On Sunday at the 49th annual Nevada City Classic, the three-time defending champion of the Tour of California - and his well-known Astana teammate - both made a case for Nevada City to be a part of the Tour.
"What we did today," Leipheimer told the crowd Sunday, "is show that Nevada City deserves to be on the route of the Tour of California."
As first reported by The Union last Thursday, Armstrong said Tour of California officials should consider including Nevada City, the second-oldest bike race in the United States and the longest-running race on the West Coast.
"... the answer is 'yes," Armstrong told The Union. "They definitely should do that.
"You want to go where the crowds are. And with Nevada City, you have that built in."
On June 3, Strawser said he and Nevada City officials had discussed piggybacking on a proposal by the Chico community to be part of a stage race.
Strawser said he was later contacted directly by race representatives.
The Tour of California, an eight-day, 650-mile race cycled in stages, showcases the Golden State through the cycling world and provides an economic boost for host communities.
Earlier this year, the tour announced it would move its race date from February to May 16-23 for the 2010 event. The change of date is expected to coincide with warmer temperatures in the Sierra, offering a safe, challenging and picturesque climb through the foothills.
More than 80 cities were reported to have put forth proposals to serve a host for the race.
"I think we'll know in a couple of weeks," Strawser said.
'The Lance effect'
Ben Jacques-Maynes referred to it as the "Lance effect," but however one refers to the the celebrity power of Lance Armstrong it's clearly an impressive force.
Jacques-Maynes, who finished second to Armstrong in Sunday's 49th annual Nevada City Classic, noted via social network Twitter that many folks who "followed" Armstrong are now following his Twitter account. They have offered him a lot of positive feedback following the race.
"The Lance effect is destroying my follower numbers!" Jacques-Maynes wrote. "Welcome all new cycling fans and thanks for all the well wishes!"
Armstrong's celebrity was also obviously apparent in the number of people who attended Sunday's race.
Nevada City police estimated the crowd to be around 30,000, which is dramatic increase over the estimated 5,000 fans who have watched the race in recent years.
Nevada City draws globally
Anyone wondering whether the Nevada City Classic drew international interest might be surprised to learn at least one cycling fan traveled all the way from Bucharest, Romania.
Gary Stollery, a member of the Nevada City Chamber of Commerce, helped organize a free raffle that offered prizes for fans filling out a short questionnaire Sunday.

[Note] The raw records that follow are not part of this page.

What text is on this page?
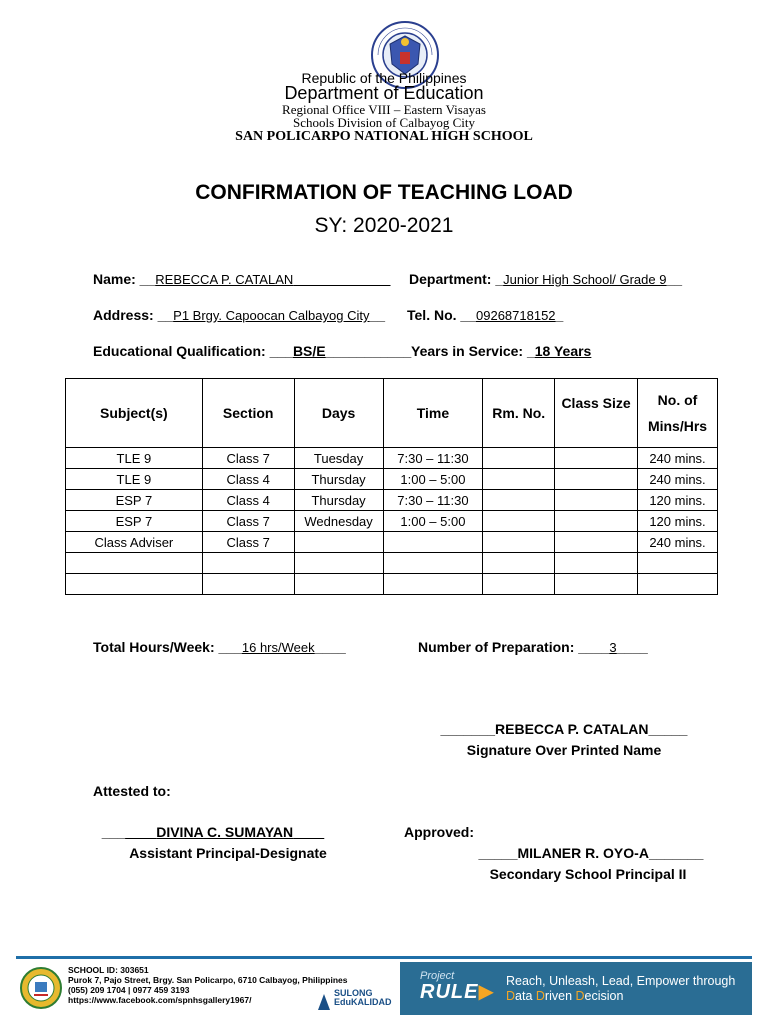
Republic of the Philippines
Department of Education
Regional Office VIII – Eastern Visayas
Schools Division of Calbayog City
SAN POLICARPO NATIONAL HIGH SCHOOL
CONFIRMATION OF TEACHING LOAD
SY: 2020-2021
Name: __REBECCA P. CATALAN	Department: _Junior High School/ Grade 9__
Address: __P1 Brgy. Capoocan Calbayog City__ Tel. No. __09268718152_
Educational Qualification: ___BS/E___________ Years in Service: _18 Years
Subject(s)	Section	Days	Time	Rm. No.	Class Size	No. of
Mins/Hrs
TLE 9	Class 7	Tuesday	7:30 – 11:30			240 mins.
TLE 9	Class 4	Thursday	1:00 – 5:00			240 mins.
ESP 7	Class 4	Thursday	7:30 – 11:30			120 mins.
ESP 7	Class 7	Wednesday	1:00 – 5:00			120 mins.
Class Adviser	Class 7					240 mins.

Total Hours/Week: ___16 hrs/Week____	Number of Preparation: ____3____
_______REBECCA P. CATALAN_____
Signature Over Printed Name
Attested to:
___ DIVINA C. SUMAYAN
Assistant Principal-Designate
Approved:
_____MILANER R. OYO-A_______
Secondary School Principal II
SCHOOL ID: 303651
Purok 7, Pajo Street, Brgy. San Policarpo, 6710 Calbayog, Philippines
(055) 209 1704 | 0977 459 3193
https://www.facebook.com/spnhsgallery1967/
SULONG
EduKALIDAD
Project
RULE▶ Reach, Unleash, Lead, Empower through
Data Driven Decision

The survey asked how folks had heard about Nevada City, whether they were there solely for the bike race and whether they had patronized any area merchants.
Stollery said the chamber hopes to use the information in planning toward future events, including that potential Tour of California stage. Area merchants offered prizes, which were awarded to the three people who traveled the farthest to attend the race.
"One was from Bucharest, Romania, another was from Winbur, Pennsylvania and the third was from Kaunakakai, Hawaii," he said. "There were others from Plattsburg, Missouri and Victoria, British Columbia.
"A group of kids from Victoria drove round robin to be here just for the race. I don't know how much they were involved, but I was told they pitched in to help with the barricades and that type of thing."
Local fan support was apparently strong as well. Stollery said about one-third of the raffle surveys totaled thus far were completed by Grass Valley and Nevada City residents.
Stollery said merchants contributing prizes to the cause were: Brigadoon Books/Toad Hall Bookshop, Earth Store, Friar Tuck's, Gold Mountain, Harmony Books, Indian Springs Vineyards, J.J. Jacksons, Loana Beeson, The Mine Shaft, National Hotel, Nevada City Chamber of Commerce, Nevada City Crystal and Glass and Nevada City Winery.